A special feature of her films was the decisive withdrawal of author comments in favor of the self-disclosure of her characters. She asked them and let them talk – and they spoke openly and without intimidation. She let herself get involved with her partners almost unconditionally. In doing so, she achieved intimacy and closeness, thereby strengthening the authenticity of her films, for which she received many, including international, awards. She was supported for years by her cameraman Niko Pawloff and her editor Wolfgang Schwarze.

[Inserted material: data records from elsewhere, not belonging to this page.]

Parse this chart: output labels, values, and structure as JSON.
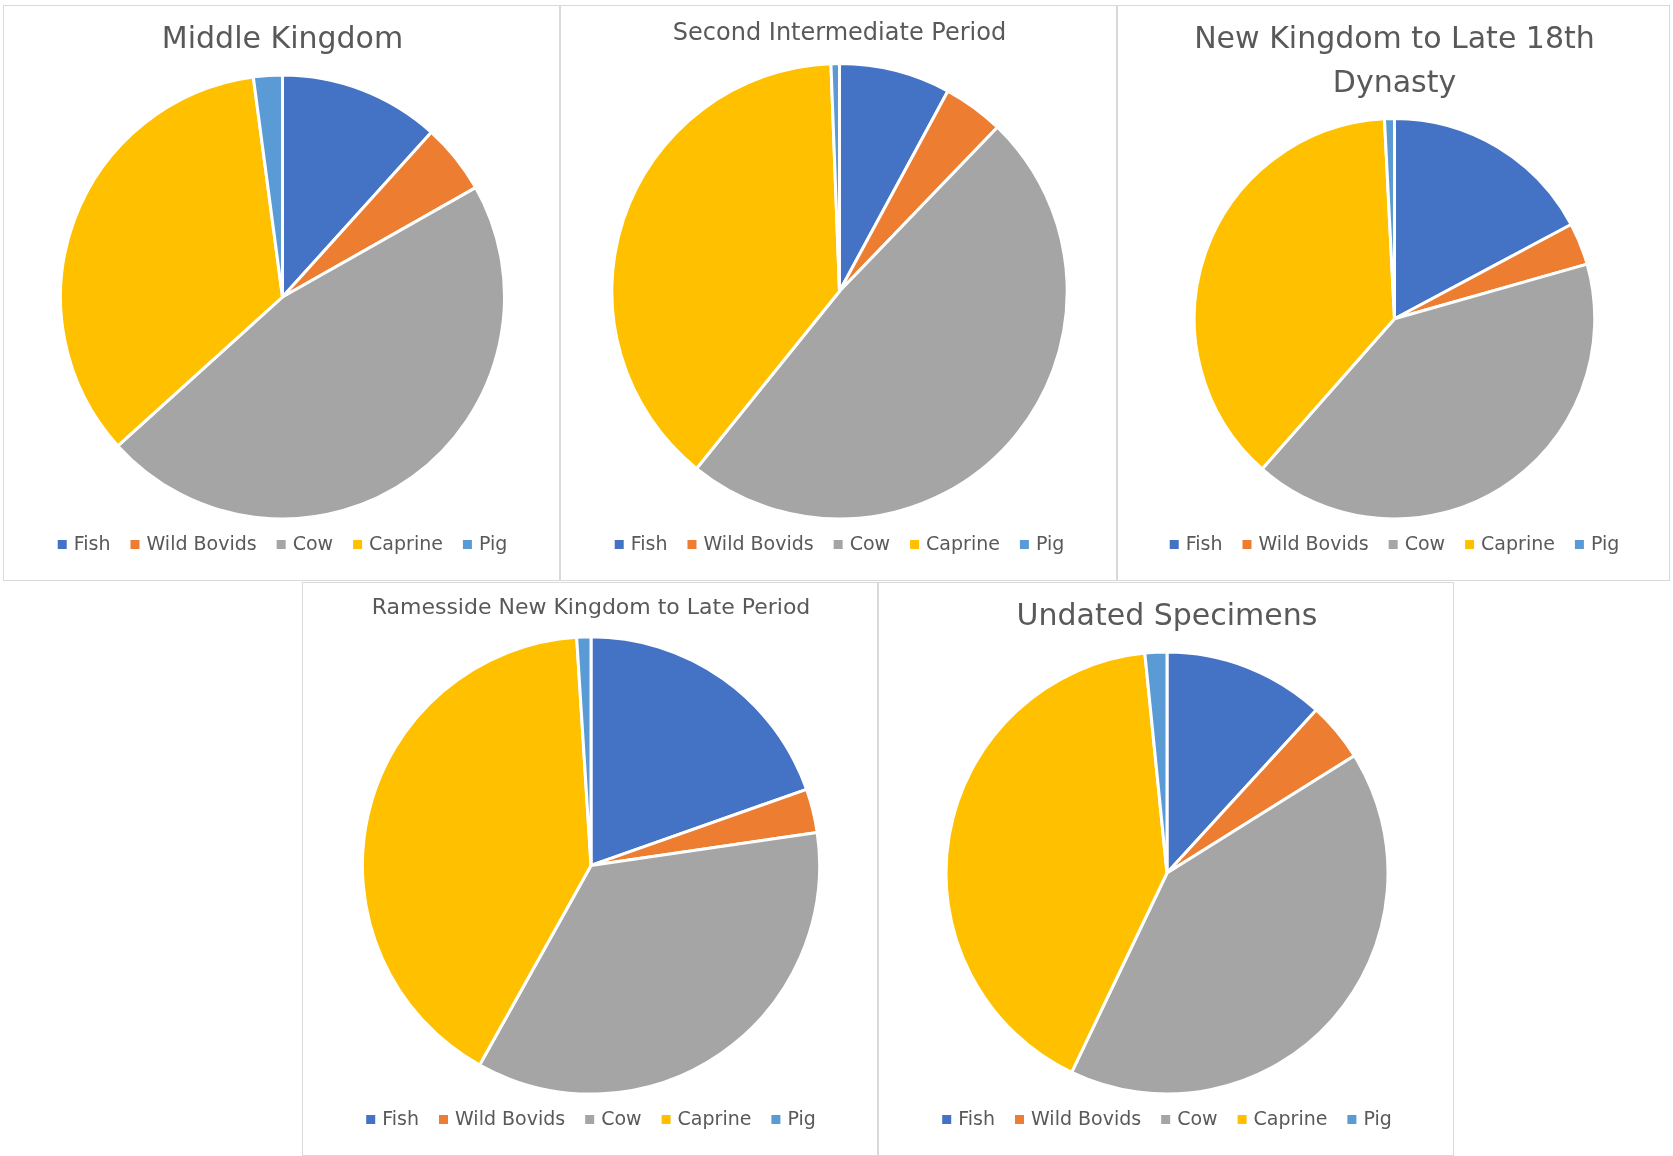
{
  "chart_data": [
    {
      "type": "pie",
      "title": "Middle Kingdom",
      "categories": [
        "Fish",
        "Wild Bovids",
        "Cow",
        "Caprine",
        "Pig"
      ],
      "values": [
        11.7,
        5.1,
        46.5,
        34.6,
        2.1
      ],
      "colors": [
        "#4472c4",
        "#ed7d31",
        "#a5a5a5",
        "#ffc000",
        "#5b9bd5"
      ],
      "legend": "bottom"
    },
    {
      "type": "pie",
      "title": "Second Intermediate Period",
      "categories": [
        "Fish",
        "Wild Bovids",
        "Cow",
        "Caprine",
        "Pig"
      ],
      "values": [
        7.9,
        4.3,
        48.6,
        38.6,
        0.6
      ],
      "colors": [
        "#4472c4",
        "#ed7d31",
        "#a5a5a5",
        "#ffc000",
        "#5b9bd5"
      ],
      "legend": "bottom"
    },
    {
      "type": "pie",
      "title": "New Kingdom to Late 18th Dynasty",
      "categories": [
        "Fish",
        "Wild Bovids",
        "Cow",
        "Caprine",
        "Pig"
      ],
      "values": [
        17.2,
        3.4,
        40.9,
        37.7,
        0.8
      ],
      "colors": [
        "#4472c4",
        "#ed7d31",
        "#a5a5a5",
        "#ffc000",
        "#5b9bd5"
      ],
      "legend": "bottom"
    },
    {
      "type": "pie",
      "title": "Ramesside New Kingdom to Late Period",
      "categories": [
        "Fish",
        "Wild Bovids",
        "Cow",
        "Caprine",
        "Pig"
      ],
      "values": [
        19.6,
        3.1,
        35.4,
        40.9,
        1.0
      ],
      "colors": [
        "#4472c4",
        "#ed7d31",
        "#a5a5a5",
        "#ffc000",
        "#5b9bd5"
      ],
      "legend": "bottom"
    },
    {
      "type": "pie",
      "title": "Undated Specimens",
      "categories": [
        "Fish",
        "Wild Bovids",
        "Cow",
        "Caprine",
        "Pig"
      ],
      "values": [
        11.8,
        4.3,
        41.0,
        41.3,
        1.6
      ],
      "colors": [
        "#4472c4",
        "#ed7d31",
        "#a5a5a5",
        "#ffc000",
        "#5b9bd5"
      ],
      "legend": "bottom"
    }
  ]
}
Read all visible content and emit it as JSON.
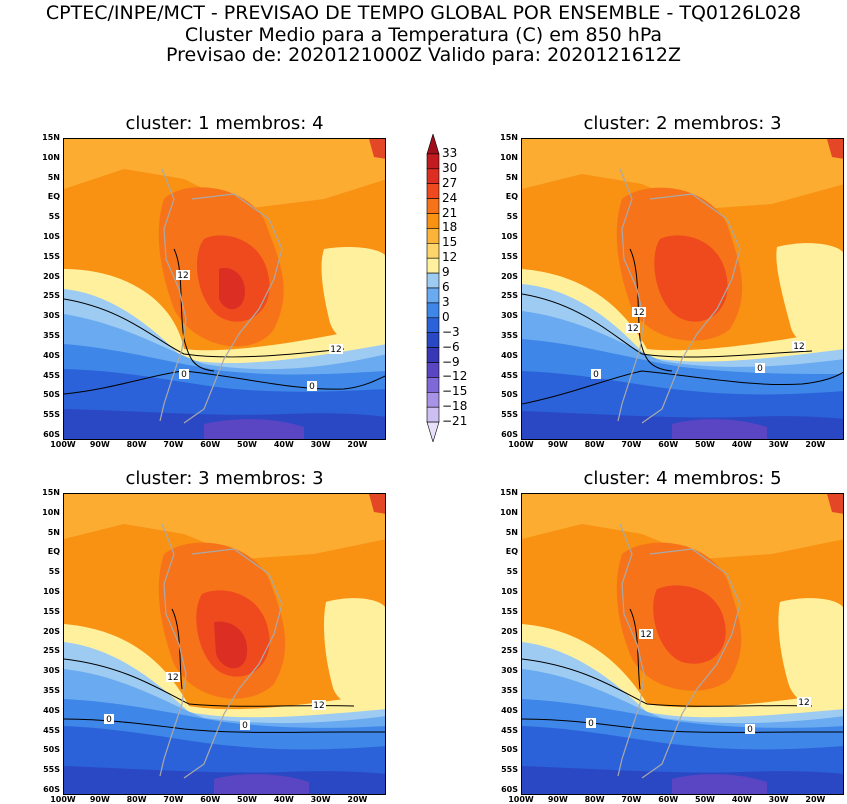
{
  "header": {
    "line1": "CPTEC/INPE/MCT - PREVISAO DE TEMPO GLOBAL POR ENSEMBLE - TQ0126L028",
    "line2": "Cluster Medio para a Temperatura (C) em 850 hPa",
    "line3": "Previsao de: 2020121000Z   Valido para: 2020121612Z"
  },
  "panels": [
    {
      "title": "cluster: 1   membros: 4"
    },
    {
      "title": "cluster: 2   membros: 3"
    },
    {
      "title": "cluster: 3   membros: 3"
    },
    {
      "title": "cluster: 4   membros: 5"
    }
  ],
  "axes": {
    "lat_labels": [
      "15N",
      "10N",
      "5N",
      "EQ",
      "5S",
      "10S",
      "15S",
      "20S",
      "25S",
      "30S",
      "35S",
      "40S",
      "45S",
      "50S",
      "55S",
      "60S"
    ],
    "lon_labels": [
      "100W",
      "90W",
      "80W",
      "70W",
      "60W",
      "50W",
      "40W",
      "30W",
      "20W"
    ]
  },
  "contour_labels": {
    "warm": "12",
    "cold": "0"
  },
  "colorbar": {
    "levels": [
      "33",
      "30",
      "27",
      "24",
      "21",
      "18",
      "15",
      "12",
      "9",
      "6",
      "3",
      "0",
      "-3",
      "-6",
      "-9",
      "-12",
      "-15",
      "-18",
      "-21"
    ],
    "colors": [
      "#a0101a",
      "#c21b20",
      "#dd2e24",
      "#ee4a1e",
      "#f7731a",
      "#f99112",
      "#fbb33a",
      "#fed56a",
      "#fff09e",
      "#9ecbf2",
      "#6aaaf0",
      "#3e86e8",
      "#2c62d9",
      "#2a48c4",
      "#3838b6",
      "#5a45c3",
      "#7f68d8",
      "#a893e6",
      "#cdbff2",
      "#e8e0fa"
    ]
  },
  "chart_data": {
    "type": "heatmap",
    "variable": "Temperatura (C) em 850 hPa",
    "lat_range": [
      "15N",
      "60S"
    ],
    "lon_range": [
      "100W",
      "20W"
    ],
    "contours": [
      12,
      0
    ],
    "panels": [
      {
        "cluster": 1,
        "membros": 4,
        "max_center": [
          "20S",
          "57W"
        ]
      },
      {
        "cluster": 2,
        "membros": 3,
        "max_center": [
          "18S",
          "58W"
        ]
      },
      {
        "cluster": 3,
        "membros": 3,
        "max_center": [
          "21S",
          "58W"
        ]
      },
      {
        "cluster": 4,
        "membros": 5,
        "max_center": [
          "15S",
          "58W"
        ]
      }
    ]
  }
}
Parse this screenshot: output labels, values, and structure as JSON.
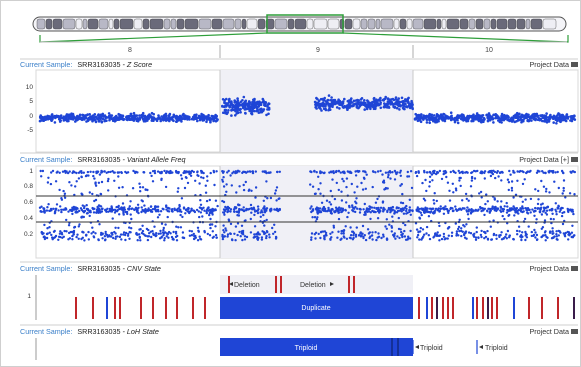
{
  "chromosome_nav": {
    "chromosomes": [
      "8",
      "9",
      "10"
    ],
    "highlight_color": "#2e9e3a"
  },
  "panels": {
    "zscore": {
      "label": "Current Sample:",
      "sample": "SRR3163035",
      "track": " - Z Score",
      "project_data": "Project Data",
      "y_ticks": [
        "10",
        "5",
        "0",
        "-5"
      ]
    },
    "vaf": {
      "label": "Current Sample:",
      "sample": "SRR3163035",
      "track": " - Variant Allele Freq",
      "project_data": "Project Data [+]",
      "y_ticks": [
        "1",
        "0.8",
        "0.6",
        "0.4",
        "0.2"
      ]
    },
    "cnv": {
      "label": "Current Sample:",
      "sample": "SRR3163035",
      "track": " - CNV State",
      "project_data": "Project Data",
      "y_ticks": [
        "1"
      ],
      "annotations": {
        "deletion_left": "Deletion",
        "deletion_right": "Deletion",
        "duplicate": "Duplicate"
      }
    },
    "loh": {
      "label": "Current Sample:",
      "sample": "SRR3163035",
      "track": " - LoH State",
      "project_data": "Project Data",
      "annotations": {
        "triploid_main": "Triploid",
        "triploid_a": "Triploid",
        "triploid_b": "Triploid"
      }
    }
  },
  "colors": {
    "label_blue": "#3a7fc9",
    "point_blue": "#1f45d6",
    "bar_blue": "#1f45d6",
    "cnv_red": "#c0262a",
    "nav_green": "#2e9e3a"
  }
}
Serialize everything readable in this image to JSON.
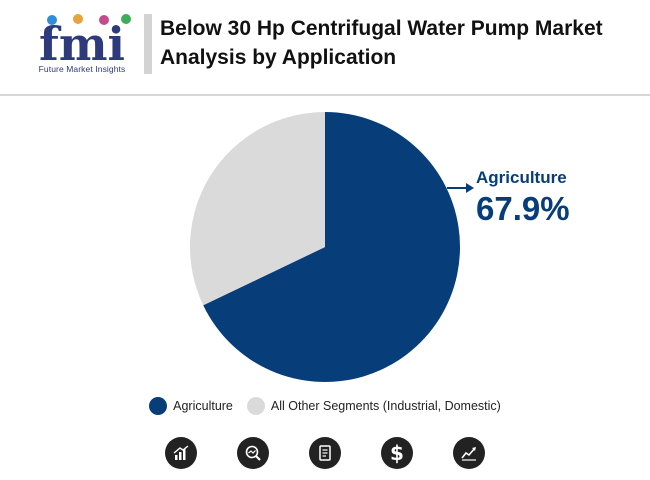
{
  "header": {
    "logo_text": "fmi",
    "logo_tagline": "Future Market Insights",
    "title": "Below 30 Hp Centrifugal Water Pump Market Analysis by Application"
  },
  "callout": {
    "label": "Agriculture",
    "value": "67.9%"
  },
  "chart_data": {
    "type": "pie",
    "title": "Below 30 Hp Centrifugal Water Pump Market Analysis by Application",
    "slices": [
      {
        "label": "Agriculture",
        "value": 67.9,
        "color": "#073e7a"
      },
      {
        "label": "All Other Segments (Industrial, Domestic)",
        "value": 32.1,
        "color": "#dadada"
      }
    ],
    "legend_position": "bottom",
    "annotation": {
      "label": "Agriculture",
      "value": "67.9%"
    }
  },
  "legend": {
    "items": [
      {
        "label": "Agriculture",
        "color": "#073e7a"
      },
      {
        "label": "All Other Segments (Industrial, Domestic)",
        "color": "#dadada"
      }
    ]
  },
  "footer_icons": [
    {
      "name": "bar-chart-icon"
    },
    {
      "name": "trend-magnifier-icon"
    },
    {
      "name": "report-document-icon"
    },
    {
      "name": "dollar-icon"
    },
    {
      "name": "line-growth-icon"
    }
  ],
  "colors": {
    "brand": "#073e7a",
    "secondary": "#dadada",
    "logo": "#2d3a7c"
  }
}
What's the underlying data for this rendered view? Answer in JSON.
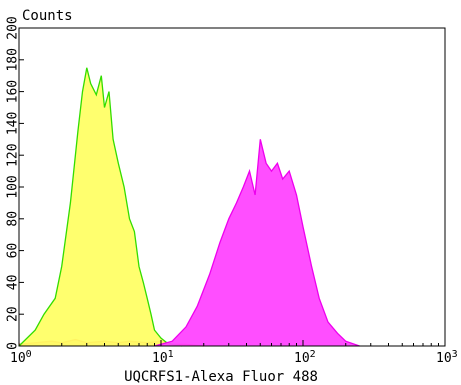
{
  "chart_data": {
    "type": "area",
    "title": "",
    "ylabel": "Counts",
    "xlabel": "UQCRFS1-Alexa Fluor 488",
    "x_scale": "log",
    "xlim": [
      1,
      1000
    ],
    "ylim": [
      0,
      200
    ],
    "grid": false,
    "legend": "none",
    "y_ticks": [
      0,
      20,
      40,
      60,
      80,
      100,
      120,
      140,
      160,
      180,
      200
    ],
    "y_tick_labels": [
      "0",
      "20",
      "40",
      "60",
      "80",
      "100",
      "120",
      "140",
      "160",
      "180",
      "200"
    ],
    "x_ticks": [
      {
        "base": "10",
        "exp": "0"
      },
      {
        "base": "10",
        "exp": "1"
      },
      {
        "base": "10",
        "exp": "2"
      },
      {
        "base": "10",
        "exp": "3"
      }
    ],
    "series": [
      {
        "color": "#ff0000",
        "fill": "#ff7777",
        "x": [
          1.0,
          1.3,
          1.7,
          2.0,
          2.5,
          3.0,
          4.0,
          5.0,
          6.0,
          8.0,
          10.0,
          12.0,
          15.0,
          20.0
        ],
        "y": [
          1,
          2,
          3,
          2,
          4,
          2,
          3,
          2,
          3,
          2,
          3,
          1,
          1,
          0
        ]
      },
      {
        "color": "#33dd00",
        "fill": "#ffff66",
        "x": [
          1.0,
          1.3,
          1.5,
          1.8,
          2.0,
          2.3,
          2.6,
          2.8,
          3.0,
          3.2,
          3.5,
          3.8,
          4.0,
          4.3,
          4.6,
          5.0,
          5.5,
          6.0,
          6.5,
          7.0,
          7.5,
          8.0,
          8.5,
          9.0,
          10.0,
          11.0,
          12.0,
          14.0
        ],
        "y": [
          0,
          10,
          20,
          30,
          50,
          90,
          135,
          160,
          175,
          165,
          158,
          170,
          150,
          160,
          130,
          115,
          100,
          80,
          72,
          50,
          40,
          30,
          20,
          10,
          5,
          2,
          1,
          0
        ]
      },
      {
        "color": "#ee00ee",
        "fill": "#ff44ff",
        "x": [
          9.0,
          12.0,
          15.0,
          18.0,
          22.0,
          26.0,
          30.0,
          34.0,
          38.0,
          42.0,
          46.0,
          50.0,
          55.0,
          60.0,
          66.0,
          72.0,
          80.0,
          90.0,
          100.0,
          115.0,
          130.0,
          150.0,
          175.0,
          200.0,
          250.0
        ],
        "y": [
          0,
          3,
          12,
          25,
          45,
          65,
          80,
          90,
          100,
          110,
          95,
          130,
          115,
          110,
          115,
          105,
          110,
          95,
          75,
          50,
          30,
          15,
          8,
          3,
          0
        ]
      }
    ]
  }
}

With “Heuwetter” (1972) Gitta Nickel developed a village and LPG panorama. In “…and tomorrow the Polish women come” (1974) she reflected the violent arguments between young Polish “skilled trainees” and GDR workers during the bloody work in a chicken slaughterhouse. The film was not free from clichés and sentimentality and yet managed to avoid propagandistic statements. She twice shot double portraits of men. “Two Germans” (1988) are two child soldiers at the end of the war – one praised by Goebbels, the other crying uncontrollably after a battle (as the poster motif “Never again war!”). Nickel tracked down their lives in East and West, and world history was opened up through consistent personalization. In “It began in Eberswalde” (1994), Nickel introduced two German journalists. Both were connected by their place of birth and their shared early youth. Hans Borgelt remained in the bourgeois-conservative milieu and became press chief at the Berlinale, and Gerhard Dengler came to a strict, often orthodox “party view” about Stalingrad and the anti-fascist National Committee for Free Germany and only made milder judgments in old age. Here, Nickel was able to bring the complementary assembly to full effect.
After the fall of the Wall, short films were also made for television, including for the MDR series “People like you and me” and “Here in the Country”. Their knowledge of the country and its people paid off in the liveliness of these reports.
Gitta Nickel died on December 18th in Werder at the age of 87.